Tuesday 17 November 2009, by siawi2

Source : The Guardian, 26 September 2009

Have we forgotten to protect women in our bid to accommodate practices carried out in the name of Islam?

by Seyran Ates

Worldwide, women and children are among those most affected by human rights abuses; women and children make up the majority of victims of domestic violence; it is mainly women and girls who are deprived of an education, or even denied an appropriate position in the labour market despite a good education; political opportunities for women are still minimal, despite active and passive suffrage. This is the case regardless of culture or religion. In this sense, achieving gender equality is one of the greatest political challenges of our century.

This standardised picture requires one qualification. Without wishing to relativise violence and human rights abuses or create a hierarchy, there are grave differences between what has already been reached in some countries and a standard that can be denoted as stable. While women and girls in western countries generally no longer, for instance, have to worry about whether or not they are allowed to work or go to school, or whether they will soon be married off to a cousin or a much older man, this is still a reality for countless women in most Islamic countries and in South America, Asia and Africa.

This global perspective is necessary to understand the particular situation for many Muslim women and girls in European countries, especially those who live in parallel societies. In a plural, open and liberal society such as Germany, different cultures and religions jostle together so closely that conflicts are unavoidable and solutions supposedly hard to find. The fear of ostracising foreign cultures and religions and stoking xenophobia has led to a politically precarious situation, in which every criticism of Islamically justified misogyny can make you a racist, an enemy of Islam or even a Nazi. Such labels are thrown around with abandon.

Those who still dare to criticise religious practices in the Islamic community or other cultures often receive death threats or are the victims of a character assassination. In both cases, the aim is to strike from public discussion the issue of violence against women done in the name of Islam or some other understanding of cultural values. Some wish to do so because they are themselves rightwing (Islamic fundamentalists and/or nationalists), others (those who are allegedly political correct, leftwingers and do-gooders) because they are afraid that such criticism will play into the hands of the xenophobic rightwing Germans. But silence plays into their hands even more. The elections in Austria and Switzerland are good examples of this.

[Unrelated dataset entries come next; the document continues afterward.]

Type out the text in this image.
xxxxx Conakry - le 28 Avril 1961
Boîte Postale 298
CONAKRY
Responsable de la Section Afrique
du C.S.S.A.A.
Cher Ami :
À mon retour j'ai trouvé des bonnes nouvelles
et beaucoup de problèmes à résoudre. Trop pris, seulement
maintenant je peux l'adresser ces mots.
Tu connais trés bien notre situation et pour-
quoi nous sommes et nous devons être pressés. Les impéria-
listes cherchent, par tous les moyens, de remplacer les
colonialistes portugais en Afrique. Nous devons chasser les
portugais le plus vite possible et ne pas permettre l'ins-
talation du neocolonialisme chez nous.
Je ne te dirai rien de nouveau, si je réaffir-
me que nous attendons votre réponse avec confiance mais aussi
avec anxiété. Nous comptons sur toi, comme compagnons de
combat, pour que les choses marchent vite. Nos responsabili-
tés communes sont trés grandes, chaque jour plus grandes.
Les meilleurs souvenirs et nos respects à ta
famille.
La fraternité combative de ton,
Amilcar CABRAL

Five years ago, almost no one in Germany wanted to speak openly about arranged marriages, genital mutilation and honour killings. The hijab has led to strong political polarisation since roughly 1998. It is fast becoming a matter of course to see it in the street and it has changed something – people are talking more and more about the issues. Yet just as German women in the 70s had to put up with a lot of political malice, because they demanded women’s centres and talked openly about violence, these days we have to put up with hearing that the public debate over the subjugation of women in the Islamic community is more of an insult to Islamic women than a help.

In Germany’s recent past, in the kaleidoscope of cultures and religions in this multicultural society, many people have forgotten that human rights must come before religious practices. I do not say that as a critic of Islam – I don’t know why people label me as such – no, I say it as a practising Muslim and human rights activist, who lives in a democratic state and would like to continue to express her opinion freely.